The Hardware SRC list is the one you probably need more often, as i5/OS rarely has such fatal problems to be unable to display the information on the screen.

The SRCs you will see most often usually start with a letter:

x is usually a number.

  • Axxx - I always remember this as the “Action” SRC. It usually means that a easily fixable error occured (e.G. unable to find the console).
  • Bxxx - “Broblem” SRC. B usually indicated a fatal failure of a hardware part.
  • Cxxx - Startup SRC. Seen while the system starts up.
  • Dxxx - Shutdown SRC. Seen while the system shuts down or restarts.

The second part of the SRC usually also has a special meaning. Usual codes during system start say “C200″, “C600″, “C900″.

x is usually a letter, and nn can be a %, but is usually 00.

  • x1nn - Service processor
  • x2nn - Service processor
  • x3nn - Service processor/Firmware
  • x6nn - LIC IPL
  • x9nn - i5/OS IPL

Usually when you’ve reached C600 during startup, the machine will start for sure, and there are no inherent hardware problems. There are some common SRC codes like C6004301 (Applying LIC PTFs) which can take a very long time, on older systems even multiple hours.

Checking windows replication

As soon as you have multiple windows servers, or even multiple sites, you will use replication to ensure having the same data available locally and redundant.

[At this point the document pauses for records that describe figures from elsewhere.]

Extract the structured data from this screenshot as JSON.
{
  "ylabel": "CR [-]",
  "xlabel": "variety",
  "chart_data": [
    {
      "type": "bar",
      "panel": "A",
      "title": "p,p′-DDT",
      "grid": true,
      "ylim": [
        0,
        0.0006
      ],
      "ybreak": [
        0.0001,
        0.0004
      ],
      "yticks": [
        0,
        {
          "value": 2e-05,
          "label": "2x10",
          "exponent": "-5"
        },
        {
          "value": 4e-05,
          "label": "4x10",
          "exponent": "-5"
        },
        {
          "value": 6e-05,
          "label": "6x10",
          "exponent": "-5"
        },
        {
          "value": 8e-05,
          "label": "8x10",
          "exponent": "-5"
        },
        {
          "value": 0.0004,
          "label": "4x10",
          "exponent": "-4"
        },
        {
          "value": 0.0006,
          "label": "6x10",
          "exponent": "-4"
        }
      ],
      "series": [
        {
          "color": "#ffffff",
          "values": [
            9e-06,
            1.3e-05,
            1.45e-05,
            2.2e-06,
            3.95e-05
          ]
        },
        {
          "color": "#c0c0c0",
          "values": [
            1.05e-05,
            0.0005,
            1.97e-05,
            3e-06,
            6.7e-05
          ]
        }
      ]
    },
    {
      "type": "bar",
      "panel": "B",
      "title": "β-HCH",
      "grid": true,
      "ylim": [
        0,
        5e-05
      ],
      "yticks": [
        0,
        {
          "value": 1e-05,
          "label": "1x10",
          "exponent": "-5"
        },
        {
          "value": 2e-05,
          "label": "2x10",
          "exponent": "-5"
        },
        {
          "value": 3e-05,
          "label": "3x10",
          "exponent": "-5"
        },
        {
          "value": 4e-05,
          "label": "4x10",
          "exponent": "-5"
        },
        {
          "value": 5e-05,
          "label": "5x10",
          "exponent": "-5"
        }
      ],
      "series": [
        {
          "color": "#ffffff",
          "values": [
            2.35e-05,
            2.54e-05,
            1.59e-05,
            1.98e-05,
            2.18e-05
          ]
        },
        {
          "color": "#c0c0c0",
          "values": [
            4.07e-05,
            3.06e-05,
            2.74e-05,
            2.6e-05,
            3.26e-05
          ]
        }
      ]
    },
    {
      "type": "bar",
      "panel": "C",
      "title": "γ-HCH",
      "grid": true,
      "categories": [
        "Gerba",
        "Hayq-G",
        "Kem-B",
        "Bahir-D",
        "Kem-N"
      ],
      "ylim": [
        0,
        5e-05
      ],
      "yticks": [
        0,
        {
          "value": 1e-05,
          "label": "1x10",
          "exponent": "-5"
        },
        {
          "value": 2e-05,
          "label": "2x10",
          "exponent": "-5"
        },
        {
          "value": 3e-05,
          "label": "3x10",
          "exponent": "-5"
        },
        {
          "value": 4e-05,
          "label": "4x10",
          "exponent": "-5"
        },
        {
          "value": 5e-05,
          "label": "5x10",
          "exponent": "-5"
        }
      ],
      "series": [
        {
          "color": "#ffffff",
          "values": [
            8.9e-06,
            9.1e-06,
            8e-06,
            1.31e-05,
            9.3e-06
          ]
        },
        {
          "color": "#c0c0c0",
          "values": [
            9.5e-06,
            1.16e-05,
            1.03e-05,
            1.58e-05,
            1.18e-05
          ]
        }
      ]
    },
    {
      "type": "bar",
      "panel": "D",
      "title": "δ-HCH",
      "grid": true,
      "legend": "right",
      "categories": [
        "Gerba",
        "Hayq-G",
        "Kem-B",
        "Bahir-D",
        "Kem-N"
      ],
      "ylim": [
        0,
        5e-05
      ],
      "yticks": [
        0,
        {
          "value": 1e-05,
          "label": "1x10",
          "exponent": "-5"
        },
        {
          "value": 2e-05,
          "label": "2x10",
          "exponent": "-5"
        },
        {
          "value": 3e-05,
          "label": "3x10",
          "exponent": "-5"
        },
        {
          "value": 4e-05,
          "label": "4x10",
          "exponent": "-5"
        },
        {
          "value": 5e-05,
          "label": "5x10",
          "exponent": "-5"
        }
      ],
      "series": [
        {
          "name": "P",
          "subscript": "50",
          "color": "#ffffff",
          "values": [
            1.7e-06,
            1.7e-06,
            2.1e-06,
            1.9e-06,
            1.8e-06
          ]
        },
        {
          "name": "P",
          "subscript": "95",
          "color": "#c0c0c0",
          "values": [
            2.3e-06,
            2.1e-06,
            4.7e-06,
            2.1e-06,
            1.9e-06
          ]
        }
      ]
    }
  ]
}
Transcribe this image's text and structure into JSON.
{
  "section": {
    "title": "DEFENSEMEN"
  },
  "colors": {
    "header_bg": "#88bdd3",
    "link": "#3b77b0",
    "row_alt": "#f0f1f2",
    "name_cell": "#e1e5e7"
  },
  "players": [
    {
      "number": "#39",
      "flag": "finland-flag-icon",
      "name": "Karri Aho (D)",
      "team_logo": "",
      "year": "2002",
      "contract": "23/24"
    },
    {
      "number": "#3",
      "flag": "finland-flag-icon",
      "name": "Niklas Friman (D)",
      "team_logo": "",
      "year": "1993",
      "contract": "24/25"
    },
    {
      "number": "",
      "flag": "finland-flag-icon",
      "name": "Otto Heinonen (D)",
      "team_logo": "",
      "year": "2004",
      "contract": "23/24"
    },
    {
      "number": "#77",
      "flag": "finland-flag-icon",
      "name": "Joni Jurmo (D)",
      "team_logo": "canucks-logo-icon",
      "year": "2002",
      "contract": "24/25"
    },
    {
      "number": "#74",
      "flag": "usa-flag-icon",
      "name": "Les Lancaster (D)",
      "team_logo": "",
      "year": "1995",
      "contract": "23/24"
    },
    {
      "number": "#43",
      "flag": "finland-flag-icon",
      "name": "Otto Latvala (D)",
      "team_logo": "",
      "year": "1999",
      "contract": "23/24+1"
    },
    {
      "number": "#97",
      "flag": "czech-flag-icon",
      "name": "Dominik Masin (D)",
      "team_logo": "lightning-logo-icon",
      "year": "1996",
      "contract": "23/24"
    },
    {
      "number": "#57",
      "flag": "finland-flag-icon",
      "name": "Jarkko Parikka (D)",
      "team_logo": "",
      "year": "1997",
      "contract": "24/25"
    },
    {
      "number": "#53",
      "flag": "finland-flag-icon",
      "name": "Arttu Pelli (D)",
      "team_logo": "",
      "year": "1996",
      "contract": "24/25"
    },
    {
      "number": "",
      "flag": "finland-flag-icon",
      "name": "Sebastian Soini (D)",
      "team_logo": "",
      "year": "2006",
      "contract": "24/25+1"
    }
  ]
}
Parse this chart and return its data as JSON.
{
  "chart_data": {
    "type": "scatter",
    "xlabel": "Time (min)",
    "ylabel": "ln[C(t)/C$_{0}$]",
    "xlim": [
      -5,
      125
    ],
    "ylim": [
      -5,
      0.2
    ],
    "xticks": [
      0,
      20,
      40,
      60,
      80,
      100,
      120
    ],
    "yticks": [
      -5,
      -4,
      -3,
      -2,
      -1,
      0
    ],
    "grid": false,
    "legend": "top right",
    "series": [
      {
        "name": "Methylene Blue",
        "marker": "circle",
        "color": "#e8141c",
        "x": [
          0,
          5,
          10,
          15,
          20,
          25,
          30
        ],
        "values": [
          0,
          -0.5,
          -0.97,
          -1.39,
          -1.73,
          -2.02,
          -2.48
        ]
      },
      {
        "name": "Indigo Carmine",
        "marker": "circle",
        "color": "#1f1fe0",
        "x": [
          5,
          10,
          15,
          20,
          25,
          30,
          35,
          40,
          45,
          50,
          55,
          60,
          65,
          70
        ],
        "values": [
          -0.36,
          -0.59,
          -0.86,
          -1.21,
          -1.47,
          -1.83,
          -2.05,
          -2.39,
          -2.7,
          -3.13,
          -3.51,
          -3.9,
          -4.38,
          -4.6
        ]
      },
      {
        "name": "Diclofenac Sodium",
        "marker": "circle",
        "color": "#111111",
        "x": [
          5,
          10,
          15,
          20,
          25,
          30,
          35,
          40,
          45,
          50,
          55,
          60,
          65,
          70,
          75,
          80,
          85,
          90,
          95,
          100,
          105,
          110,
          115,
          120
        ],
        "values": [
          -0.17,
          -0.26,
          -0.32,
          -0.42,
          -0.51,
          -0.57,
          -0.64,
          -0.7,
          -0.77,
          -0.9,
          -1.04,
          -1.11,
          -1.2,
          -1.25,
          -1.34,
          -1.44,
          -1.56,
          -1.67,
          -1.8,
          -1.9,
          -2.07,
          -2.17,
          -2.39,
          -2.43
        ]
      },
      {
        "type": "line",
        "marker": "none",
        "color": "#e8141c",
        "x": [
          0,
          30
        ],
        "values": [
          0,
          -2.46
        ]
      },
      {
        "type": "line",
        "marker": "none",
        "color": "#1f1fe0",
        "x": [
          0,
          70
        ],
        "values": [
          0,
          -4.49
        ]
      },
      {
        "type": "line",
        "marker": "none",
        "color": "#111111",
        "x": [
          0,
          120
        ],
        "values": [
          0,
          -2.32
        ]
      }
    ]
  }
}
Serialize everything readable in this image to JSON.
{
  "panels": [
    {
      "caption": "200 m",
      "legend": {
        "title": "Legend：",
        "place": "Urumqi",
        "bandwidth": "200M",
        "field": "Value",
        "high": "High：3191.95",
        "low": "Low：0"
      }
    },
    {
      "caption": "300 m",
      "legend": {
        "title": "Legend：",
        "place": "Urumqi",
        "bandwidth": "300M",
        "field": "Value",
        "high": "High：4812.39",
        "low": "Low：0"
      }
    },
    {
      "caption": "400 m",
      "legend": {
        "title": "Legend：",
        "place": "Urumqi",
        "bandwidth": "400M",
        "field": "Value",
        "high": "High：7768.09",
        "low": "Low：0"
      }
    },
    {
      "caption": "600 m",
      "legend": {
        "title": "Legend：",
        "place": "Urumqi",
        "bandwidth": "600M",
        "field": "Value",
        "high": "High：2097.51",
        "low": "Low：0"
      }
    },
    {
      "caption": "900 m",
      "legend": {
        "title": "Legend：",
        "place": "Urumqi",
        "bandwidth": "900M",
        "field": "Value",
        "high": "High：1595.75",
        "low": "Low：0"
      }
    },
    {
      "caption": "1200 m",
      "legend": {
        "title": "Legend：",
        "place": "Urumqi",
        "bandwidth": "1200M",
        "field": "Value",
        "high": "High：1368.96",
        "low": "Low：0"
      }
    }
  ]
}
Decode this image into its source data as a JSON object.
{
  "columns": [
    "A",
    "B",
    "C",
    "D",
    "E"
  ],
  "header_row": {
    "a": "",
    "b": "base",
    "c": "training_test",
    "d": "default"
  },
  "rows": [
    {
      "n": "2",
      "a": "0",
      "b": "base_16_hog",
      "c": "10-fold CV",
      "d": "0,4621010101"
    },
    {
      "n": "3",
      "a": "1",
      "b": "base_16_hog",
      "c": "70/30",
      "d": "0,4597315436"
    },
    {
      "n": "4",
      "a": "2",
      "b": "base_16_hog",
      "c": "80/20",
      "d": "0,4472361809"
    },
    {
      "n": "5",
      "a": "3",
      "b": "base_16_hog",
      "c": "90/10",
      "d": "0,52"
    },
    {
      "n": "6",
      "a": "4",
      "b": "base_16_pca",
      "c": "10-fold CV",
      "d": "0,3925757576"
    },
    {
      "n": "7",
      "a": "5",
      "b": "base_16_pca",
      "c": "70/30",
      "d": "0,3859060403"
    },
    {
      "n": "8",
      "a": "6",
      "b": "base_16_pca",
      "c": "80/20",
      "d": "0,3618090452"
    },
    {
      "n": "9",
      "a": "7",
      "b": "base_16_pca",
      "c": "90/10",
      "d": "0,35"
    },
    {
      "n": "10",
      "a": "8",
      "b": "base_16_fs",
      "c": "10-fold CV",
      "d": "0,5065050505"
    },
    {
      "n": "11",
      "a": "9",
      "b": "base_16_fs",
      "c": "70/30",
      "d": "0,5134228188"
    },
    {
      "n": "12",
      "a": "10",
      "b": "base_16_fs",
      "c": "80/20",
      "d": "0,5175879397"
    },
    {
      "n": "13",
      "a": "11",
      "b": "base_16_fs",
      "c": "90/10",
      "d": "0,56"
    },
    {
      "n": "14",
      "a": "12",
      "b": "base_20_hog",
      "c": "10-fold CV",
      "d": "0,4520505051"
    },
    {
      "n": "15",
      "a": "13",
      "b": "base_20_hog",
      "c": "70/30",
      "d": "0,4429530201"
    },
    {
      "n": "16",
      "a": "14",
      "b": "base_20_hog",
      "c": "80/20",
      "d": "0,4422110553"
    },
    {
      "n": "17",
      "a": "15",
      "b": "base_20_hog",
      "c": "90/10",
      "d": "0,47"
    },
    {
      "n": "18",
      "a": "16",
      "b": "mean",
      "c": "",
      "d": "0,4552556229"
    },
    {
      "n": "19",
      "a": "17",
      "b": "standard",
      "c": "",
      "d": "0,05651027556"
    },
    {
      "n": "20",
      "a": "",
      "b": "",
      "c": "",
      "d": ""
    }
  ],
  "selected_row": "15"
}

However, the tools for checking successful replication are not always obvious, or even integrated into the rest of the system.

For Active Directory, the tool is called repadmin. This tool is part of the Support Tools, located on the Windows Server 2003 CD (or CD1, for R2) in \SUPPORT\TOOLS\SUPTOOLS.MSI.

repadmin can do a lot - the official documentation can tell you much more than i.

The one option of repadmin i use most often is /showrepl. It shows you the last time a DC has synced to other DCs, and if errors occured what they were.

For DFS-R, there are multiple ways available. The dfsmgmt.msc console offers a graphic view of the replication status in a nice and executive friendly report. But you can also use the dfsrdiag commandline tool to query specific DFS information parameters.